Engineers, Politics, and Organizational Power

  • Broad agreement that line engineers don’t set company direction but still have meaningful influence through implementation choices.
  • Debate over what counts as “politics”: some say coordination, consensus‑building, and relationship‑building are politics; others reserve the word for credit‑stealing, backstabbing, and promotion games.
  • Several note that avoiding all politics greatly limits one’s impact; learning to play “just enough” politics is framed as necessary in large orgs.

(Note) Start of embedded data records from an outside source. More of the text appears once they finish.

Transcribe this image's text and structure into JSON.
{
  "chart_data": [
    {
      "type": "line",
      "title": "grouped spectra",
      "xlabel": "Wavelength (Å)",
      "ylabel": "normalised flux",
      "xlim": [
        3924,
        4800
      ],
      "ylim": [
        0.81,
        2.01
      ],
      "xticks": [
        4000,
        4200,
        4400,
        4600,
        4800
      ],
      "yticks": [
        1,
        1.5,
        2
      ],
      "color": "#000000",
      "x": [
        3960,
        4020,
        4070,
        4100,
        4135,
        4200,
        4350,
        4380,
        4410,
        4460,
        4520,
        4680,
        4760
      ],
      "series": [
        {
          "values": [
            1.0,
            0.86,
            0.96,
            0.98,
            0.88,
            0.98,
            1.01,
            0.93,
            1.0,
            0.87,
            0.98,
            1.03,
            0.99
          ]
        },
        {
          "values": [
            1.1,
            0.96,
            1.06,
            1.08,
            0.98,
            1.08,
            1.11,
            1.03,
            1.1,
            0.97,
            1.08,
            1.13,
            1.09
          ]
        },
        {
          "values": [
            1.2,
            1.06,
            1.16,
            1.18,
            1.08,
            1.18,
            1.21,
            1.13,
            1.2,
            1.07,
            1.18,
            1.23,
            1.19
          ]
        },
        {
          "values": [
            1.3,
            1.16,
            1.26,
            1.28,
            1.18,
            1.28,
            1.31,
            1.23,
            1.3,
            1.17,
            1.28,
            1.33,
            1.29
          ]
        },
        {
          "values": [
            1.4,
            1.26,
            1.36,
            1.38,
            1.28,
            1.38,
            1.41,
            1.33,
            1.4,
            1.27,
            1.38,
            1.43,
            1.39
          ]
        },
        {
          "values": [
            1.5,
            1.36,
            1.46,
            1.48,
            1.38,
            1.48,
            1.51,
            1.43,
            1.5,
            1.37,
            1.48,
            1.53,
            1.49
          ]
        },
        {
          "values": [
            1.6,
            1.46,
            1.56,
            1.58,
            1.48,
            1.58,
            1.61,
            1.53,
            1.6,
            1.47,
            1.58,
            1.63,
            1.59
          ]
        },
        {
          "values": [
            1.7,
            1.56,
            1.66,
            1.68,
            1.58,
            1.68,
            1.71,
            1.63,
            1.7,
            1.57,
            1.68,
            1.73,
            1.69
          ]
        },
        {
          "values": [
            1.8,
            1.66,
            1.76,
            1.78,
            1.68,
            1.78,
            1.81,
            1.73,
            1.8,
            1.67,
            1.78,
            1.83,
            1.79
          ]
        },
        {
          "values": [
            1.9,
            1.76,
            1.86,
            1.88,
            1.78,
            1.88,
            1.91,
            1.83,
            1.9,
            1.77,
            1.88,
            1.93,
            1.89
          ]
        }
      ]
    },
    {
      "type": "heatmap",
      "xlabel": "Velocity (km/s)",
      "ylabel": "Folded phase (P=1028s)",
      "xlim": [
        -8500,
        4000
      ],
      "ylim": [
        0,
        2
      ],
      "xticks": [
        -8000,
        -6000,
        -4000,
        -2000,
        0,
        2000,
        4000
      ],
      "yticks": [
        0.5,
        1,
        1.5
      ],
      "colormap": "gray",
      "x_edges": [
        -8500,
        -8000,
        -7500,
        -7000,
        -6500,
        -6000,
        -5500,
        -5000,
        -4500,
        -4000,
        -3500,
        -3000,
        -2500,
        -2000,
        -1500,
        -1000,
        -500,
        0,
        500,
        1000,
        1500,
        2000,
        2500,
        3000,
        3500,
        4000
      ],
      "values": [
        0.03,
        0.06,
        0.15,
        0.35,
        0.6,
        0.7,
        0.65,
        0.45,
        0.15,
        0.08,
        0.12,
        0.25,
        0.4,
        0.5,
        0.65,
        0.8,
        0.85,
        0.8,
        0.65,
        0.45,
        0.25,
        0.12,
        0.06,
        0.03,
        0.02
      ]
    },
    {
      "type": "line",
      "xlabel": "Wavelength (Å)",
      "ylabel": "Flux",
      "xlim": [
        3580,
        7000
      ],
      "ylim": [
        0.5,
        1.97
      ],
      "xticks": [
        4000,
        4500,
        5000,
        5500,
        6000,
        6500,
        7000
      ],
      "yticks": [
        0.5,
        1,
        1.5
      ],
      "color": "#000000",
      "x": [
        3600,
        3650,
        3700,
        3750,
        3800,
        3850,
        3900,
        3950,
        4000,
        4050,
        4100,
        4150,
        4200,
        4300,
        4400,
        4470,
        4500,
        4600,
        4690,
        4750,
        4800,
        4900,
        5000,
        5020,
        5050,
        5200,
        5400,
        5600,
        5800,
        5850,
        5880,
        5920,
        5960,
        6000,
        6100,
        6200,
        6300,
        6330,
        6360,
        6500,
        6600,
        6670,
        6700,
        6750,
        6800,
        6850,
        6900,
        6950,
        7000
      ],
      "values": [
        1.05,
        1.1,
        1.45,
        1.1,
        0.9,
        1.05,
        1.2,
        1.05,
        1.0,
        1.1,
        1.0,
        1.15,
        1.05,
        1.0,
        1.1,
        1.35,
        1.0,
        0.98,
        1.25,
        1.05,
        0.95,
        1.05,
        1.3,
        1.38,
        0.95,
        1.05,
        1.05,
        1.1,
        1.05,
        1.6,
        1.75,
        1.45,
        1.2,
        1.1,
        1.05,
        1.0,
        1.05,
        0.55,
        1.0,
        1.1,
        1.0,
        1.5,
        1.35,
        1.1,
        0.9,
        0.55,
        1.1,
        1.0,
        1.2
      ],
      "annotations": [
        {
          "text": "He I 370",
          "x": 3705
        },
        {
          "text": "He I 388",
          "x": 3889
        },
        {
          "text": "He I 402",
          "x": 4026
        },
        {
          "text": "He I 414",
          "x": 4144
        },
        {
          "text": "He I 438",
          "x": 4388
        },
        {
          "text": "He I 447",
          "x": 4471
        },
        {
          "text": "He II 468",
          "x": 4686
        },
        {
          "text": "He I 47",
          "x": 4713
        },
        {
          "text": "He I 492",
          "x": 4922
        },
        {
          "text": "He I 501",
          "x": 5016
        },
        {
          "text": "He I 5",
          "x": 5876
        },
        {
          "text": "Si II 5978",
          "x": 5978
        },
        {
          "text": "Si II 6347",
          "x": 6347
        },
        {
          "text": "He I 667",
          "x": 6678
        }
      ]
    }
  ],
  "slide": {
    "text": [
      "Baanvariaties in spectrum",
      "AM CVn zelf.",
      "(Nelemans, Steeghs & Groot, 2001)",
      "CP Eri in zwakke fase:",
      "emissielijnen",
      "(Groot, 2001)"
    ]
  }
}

C‑suite Motives, Corporations, and Capitalism

  • Strong disagreement with the claim that leaders primarily want to ship good software; many argue their true priority is shareholder value, power, and status, with quality only a weak secondary concern.
  • Some describe executives as overgrown children requiring flattery and theatrics; others push back that reducing them to pure villains is the very cynicism the article warns about.
  • The “late‑stage‑capitalist hellscape” framing is contested: some embrace it as accurate; others note we live in one of the most prosperous, peaceful eras.

Ethics of Working in Big Tech

  • Several criticize the piece as self‑justification from a highly paid big‑tech insider, especially given antitrust wage‑fixing, surveillance, and military or geopolitical entanglements.
  • Others defend staying inside large firms to do locally good work or “fight from the inside,” though some veterans say their internal influence changed very little.
  • Multiple commenters describe consciously taking much lower pay to work for organizations they see as morally better (or at least less bad) and report social pushback from peers.

Late‑Stage Tech and Structural Limits

  • Some frame all this as a normal pattern of technological maturation: once tech becomes routine, management, bureaucracy, and politics dominate.
  • Calls appear to break up oversized firms when simple product improvements require navigating heavy politics and “ass‑kissing” rather than straightforward engineering.